Fathers of special needs children perceive few support systems in their environment; commonly they report feelings of isolation and loneliness. Great strain may also be placed upon the marriage and extended family. A man must push past his denial and develop new paths of involvement in the child’s life. He will need to learn appropriate means for communicating and playing with his child, who may receive sensory stimulation and movement quite different from a non disabled child. Of even great importance are places for the man to work through his grief, anger and depression.
Professional services generally have been offered during a father’s working hours. Mothers, even though often employed themselves, become the resident “expert” about the child’s personal, medical and educational needs. Unless the couple has strong, effective communication patterns, father falls increasingly behind in his knowledge about the child. Parent support programs, while encouraging involvement of couples, are typically made up of women. The few men who do attend frequently feel uncomfortable and out-of-place. The workplace offers little encouragement; many men find it awkward to share personal concerns with their peers, and a child with special needs just cannot compete with success stories told around the lunchroom table.
Many men have been taught that feelings are to be hidden. Painful emotions may be camouflaged by addictive behavior (e.g., overwork or abuse of alcohol), and outward denial (“I’m just fine,” “The kid is doing great”). Yet for a man to embrace his child’s personal betterment, he must be given a chance to explore his feelings in a supportive environment.
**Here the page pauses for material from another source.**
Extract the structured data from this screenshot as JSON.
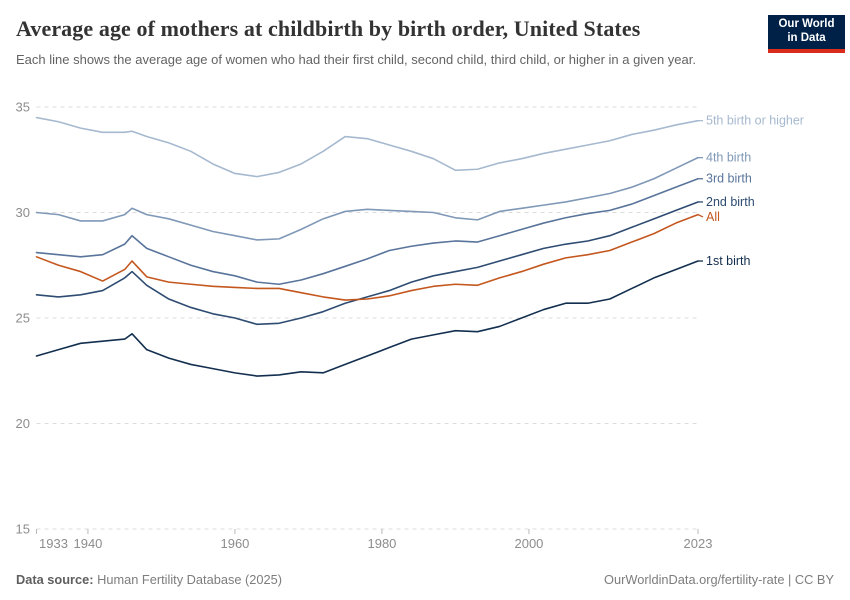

What will encourage men to willingly engage in their children’s lives in responsible, nurturing ways? Or are we, as professionals and parents, contributing to fathers being a neglected population? All stereotypes must be discredited. The effect of adhering to culturally defined ideas of manliness removes a man from his innate capacity to bond and nurture his child. To counteract such fiction, increased attention by professionals, early intervention agencies, schools and hospitals must be given to the involvement of fathers with their children. Sponsor a “Pop ’n Tots” night, a special classroom time where dads participate in activities with their children. Develop flexible scheduling that encourages men to attend an Individualized Education Plan or a child’s therapy session. When calling home to talk with mom, also talk with dad. If the couple is divorced, make sure both parents receive full information about the child’s progress. Efforts must continue to increase the numbers of men in the fields of early childhood and special education. Of particular value are programs which encourage men to be each other’s best resources. As Coordinator of the National Fathers Network, I continually have seen the power of men assisting and supporting other men. Programs for fathers of children with special need assist men to come to terms with their pain and share the love and joy they have for their kids.
The positive results of father involvement are endless. We know family fatigue, stress, isolation and depression for all family members is lessened. Families begin to rebalance themselves in appropriate, healthy ways. Our challenge then – as parents and professionals — is to dispute old mythologies and open new doors so that fathers may embrace the irreplaceable value they have for their children.